Location
- 12801 Tall Timber Lane San Antonio, Bexar County, Texas 78254 United States 29°31′41″N 98°44′48″W﻿ / ﻿29.52794°N 98.74672°W

Information
- School type: Public, high school
- Founded: 2022
- School district: Northside Independent School District
- Superintendent: John M. Kraft
- NCES School ID: 483312013905
- Principal: Ada Bohlken
- Faculty: 134.17 (on an FTE basis)
- Grades: 9–12
- Enrollment: 2,383 (2023–2024)
- Student to teacher ratio: 17.76
- Colors: Black, silver, and white
- Athletics conference: UIL Class AAAAAA
- Mascot: Wildcats
- Newspaper: The Silver Paw
- Website: Sotomayor HS website

= Sonia Sotomayor High School =

High school in San Antonio, Texas

Sonia Sotomayor High School is a public high school in the Northside Independent School District (NISD) of San Antonio, Texas, United States. The school is named after Supreme Court justice, Sonia Sotomayor. She became the first woman of color, first Hispanic, and first Latina to be appointed to the Supreme Court in 2009. For the 2024–2025 school year, the school received an overall rating of "C" from the Texas Education Agency.

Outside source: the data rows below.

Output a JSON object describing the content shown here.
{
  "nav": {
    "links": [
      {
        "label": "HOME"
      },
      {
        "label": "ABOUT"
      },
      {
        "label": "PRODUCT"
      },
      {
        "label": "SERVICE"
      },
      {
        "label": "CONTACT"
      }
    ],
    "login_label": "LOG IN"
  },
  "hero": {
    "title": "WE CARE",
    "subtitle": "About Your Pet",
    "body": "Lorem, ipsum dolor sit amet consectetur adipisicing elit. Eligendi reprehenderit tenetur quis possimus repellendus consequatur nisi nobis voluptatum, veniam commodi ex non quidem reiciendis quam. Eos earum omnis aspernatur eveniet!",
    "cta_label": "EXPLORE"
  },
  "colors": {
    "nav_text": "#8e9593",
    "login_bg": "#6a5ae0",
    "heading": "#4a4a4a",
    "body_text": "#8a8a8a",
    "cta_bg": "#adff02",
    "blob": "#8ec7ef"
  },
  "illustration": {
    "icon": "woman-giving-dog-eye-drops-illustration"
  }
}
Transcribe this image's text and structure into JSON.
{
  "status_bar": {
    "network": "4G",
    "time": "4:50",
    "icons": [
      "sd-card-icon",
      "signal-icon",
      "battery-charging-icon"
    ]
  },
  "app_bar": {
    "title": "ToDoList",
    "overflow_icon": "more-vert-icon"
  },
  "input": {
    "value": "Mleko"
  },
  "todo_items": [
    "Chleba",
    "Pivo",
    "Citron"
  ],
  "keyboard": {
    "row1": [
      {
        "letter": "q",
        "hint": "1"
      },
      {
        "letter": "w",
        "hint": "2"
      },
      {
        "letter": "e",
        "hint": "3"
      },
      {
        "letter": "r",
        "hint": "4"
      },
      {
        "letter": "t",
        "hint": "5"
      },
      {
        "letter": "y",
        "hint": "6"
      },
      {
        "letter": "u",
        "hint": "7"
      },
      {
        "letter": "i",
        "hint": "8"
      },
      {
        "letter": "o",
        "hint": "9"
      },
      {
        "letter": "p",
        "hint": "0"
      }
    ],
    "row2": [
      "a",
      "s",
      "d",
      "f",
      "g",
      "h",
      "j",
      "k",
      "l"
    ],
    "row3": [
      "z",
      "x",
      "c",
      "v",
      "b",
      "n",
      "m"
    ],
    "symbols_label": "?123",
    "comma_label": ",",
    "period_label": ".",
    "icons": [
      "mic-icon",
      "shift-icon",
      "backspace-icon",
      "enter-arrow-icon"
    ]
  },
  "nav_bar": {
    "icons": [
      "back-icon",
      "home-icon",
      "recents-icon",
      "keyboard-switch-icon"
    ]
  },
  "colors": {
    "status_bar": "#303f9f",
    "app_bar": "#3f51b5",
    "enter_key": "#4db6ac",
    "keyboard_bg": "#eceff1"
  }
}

Sotomayor opened as the twelfth high school campus in the district on August 22, 2022. The high school is one of the most expensive and largest in NISD, costing the district $131.7 million dollars to build and spanning 75 acres. NISD announced in August 2021 that Sotomayor will open with no senior class, allowing all seniors previously zoned for William H. Taft High School, John Marshall Harlan High School, and Sandra Day O'Connor High School to finish their final year at their respective school.

== History ==

On August 26, 2022, the Sotomayor Wildcats kicked off their first ever American football appearance, and fought against the Legacy of Educational Excellence High School (L.E.E) Volunteers.

On November 15, 2024, the Wildcats made their first football playoff game appearance in school history, defeating the Winston Churchill Chargers 23–19.